Community

As I usually do on Wednesday nights, I picked up a little before I vacuumed and mopped the common areas. I like to leave things clean for the girls.

Then I packed my overnight bag and my work satchel. It was late, and the house was quiet. I couldn’t help making some noise opening and closing the garage door, and then the Mini Cooper was rolling through the familiar nightime streets that lead to the freeway and the bridge.

I set the cruise control and made myself relax. In an hour, I’d arrived at the river house and was on my way to bed.

The river behind the house.

In the morning, I got straight to work. About 5:30 pm, my project done and sent off to the client, I went down the stairs to check how the river was doing.

Returning, I stopped to dig, idly, at the roots of some English ivy that’s clambering up the redwoods at the corner of the house.
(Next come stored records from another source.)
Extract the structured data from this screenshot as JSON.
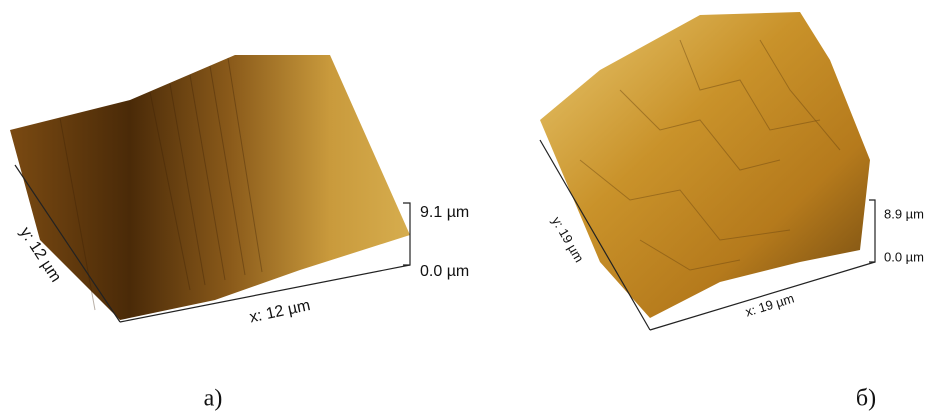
{
  "panels": [
    {
      "label": "а)",
      "x_axis": "x: 12 µm",
      "y_axis": "y: 12 µm",
      "z_top": "9.1 µm",
      "z_bottom": "0.0 µm"
    },
    {
      "label": "б)",
      "x_axis": "x: 19 µm",
      "y_axis": "y: 19 µm",
      "z_top": "8.9 µm",
      "z_bottom": "0.0 µm"
    }
  ]
}
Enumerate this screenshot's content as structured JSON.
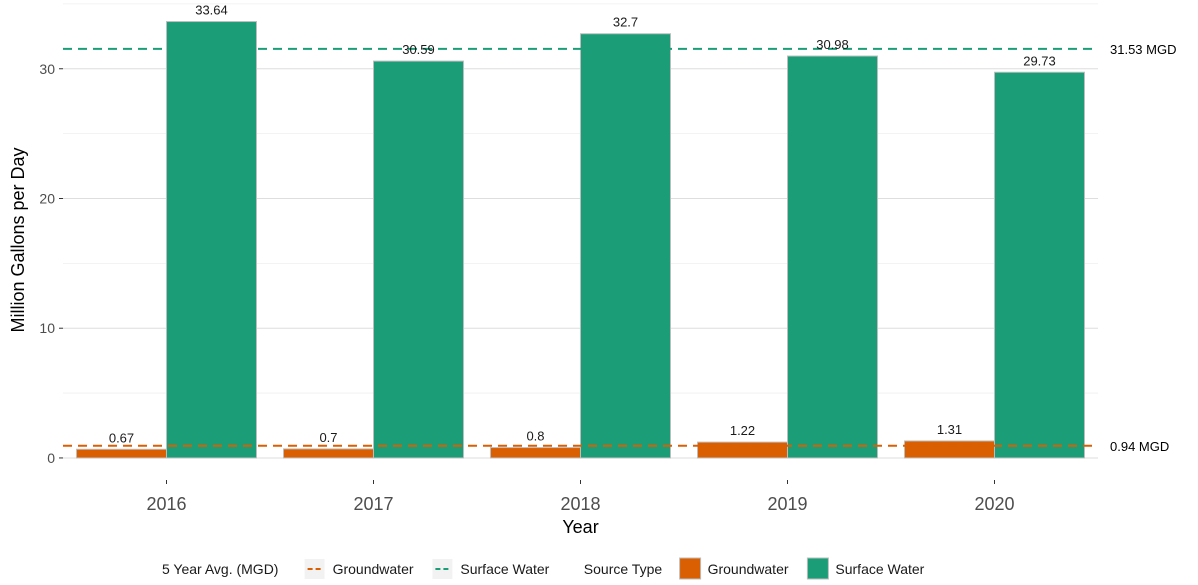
{
  "chart_data": {
    "type": "bar",
    "categories": [
      "2016",
      "2017",
      "2018",
      "2019",
      "2020"
    ],
    "series": [
      {
        "name": "Groundwater",
        "values": [
          0.67,
          0.7,
          0.8,
          1.22,
          1.31
        ],
        "color": "#D95F02",
        "labels": [
          "0.67",
          "0.7",
          "0.8",
          "1.22",
          "1.31"
        ]
      },
      {
        "name": "Surface Water",
        "values": [
          33.64,
          30.59,
          32.7,
          30.98,
          29.73
        ],
        "color": "#1B9E77",
        "labels": [
          "33.64",
          "30.59",
          "32.7",
          "30.98",
          "29.73"
        ]
      }
    ],
    "reference_lines": [
      {
        "name": "Groundwater",
        "value": 0.94,
        "label": "0.94  MGD",
        "color": "#D95F02",
        "style": "dashed"
      },
      {
        "name": "Surface Water",
        "value": 31.53,
        "label": "31.53  MGD",
        "color": "#1B9E77",
        "style": "dashed"
      }
    ],
    "title": "",
    "xlabel": "Year",
    "ylabel": "Million Gallons per Day",
    "yticks": [
      0,
      10,
      20,
      30
    ],
    "ylim": [
      -1.7,
      35.3
    ],
    "grid": true,
    "bar_outline_color": "#bdbdbd",
    "legend": {
      "position": "bottom",
      "groups": [
        {
          "title": "5 Year Avg. (MGD)",
          "kind": "line",
          "items": [
            {
              "label": "Groundwater",
              "color": "#D95F02"
            },
            {
              "label": "Surface Water",
              "color": "#1B9E77"
            }
          ]
        },
        {
          "title": "Source Type",
          "kind": "box",
          "items": [
            {
              "label": "Groundwater",
              "color": "#D95F02"
            },
            {
              "label": "Surface Water",
              "color": "#1B9E77"
            }
          ]
        }
      ]
    }
  }
}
That’s when I realized I wasn’t alone.

I don’t know why the two young men were hanging out in the backyard, a little on my side of the line, standing in the bushes. I didn’t really care. The neighbors’ house is full of activity, and I purposefully give little mind to the comings and goings. I don’t bother them, they don’t bother me, except for the cars and trucks and travel trailers parked everywhere in and around the lot. And the derilect washing machines waiting to be taken to the dump. And the occasional explosion. And the loud knocking every weekday morning at 5:00.

Live and let live, I say.

We exchanged greetings, though the bushes, without really being able to see each other.

“How you doin’ man?”

“Good, how are you?”

I went back inside and took that hot shower I’d been wanting all day. I put on a sweater and started out on my 20-minute stroll to the pub.
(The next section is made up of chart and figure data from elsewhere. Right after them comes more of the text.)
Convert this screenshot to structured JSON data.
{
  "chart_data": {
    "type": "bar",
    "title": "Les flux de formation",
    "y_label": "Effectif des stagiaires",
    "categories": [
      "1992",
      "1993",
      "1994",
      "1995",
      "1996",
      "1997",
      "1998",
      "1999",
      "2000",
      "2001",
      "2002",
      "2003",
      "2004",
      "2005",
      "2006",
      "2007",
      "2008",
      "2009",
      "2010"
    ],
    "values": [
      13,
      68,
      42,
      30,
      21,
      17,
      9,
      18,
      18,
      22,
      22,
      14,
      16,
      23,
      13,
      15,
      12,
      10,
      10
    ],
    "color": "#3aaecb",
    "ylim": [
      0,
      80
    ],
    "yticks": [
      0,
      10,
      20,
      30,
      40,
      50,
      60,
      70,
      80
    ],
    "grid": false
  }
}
It’s a nice walk–only a little of it is on the shoulder of busy River Road, and part of it goes through a County beach park. And you can look down at the river from the historic Hacienda Bridge (an unusual camelback truss, built in 1914).

When I got to the pub, the bartendress asked if I wanted my usual pint, and I looked around for a table.

And there were my two young neighbors.

I sat at the table next to them, as it was the only one open. We exchanged small talk about canoeing the river–where to put in and take out, and how you can canoe down to the Blues Festival and watch the acts from the river without having to pay.

I thought it was nice that they knew the bartendress. After a while she stopped by their table to say she was ready to check out what they had, and they all went out into the parking lot to do some business.

When they returned, my neighbors’ take-out order was ready.

Me, I ordered another beer and watched the Giants get beat by a run, and then walked back up the road in the dark.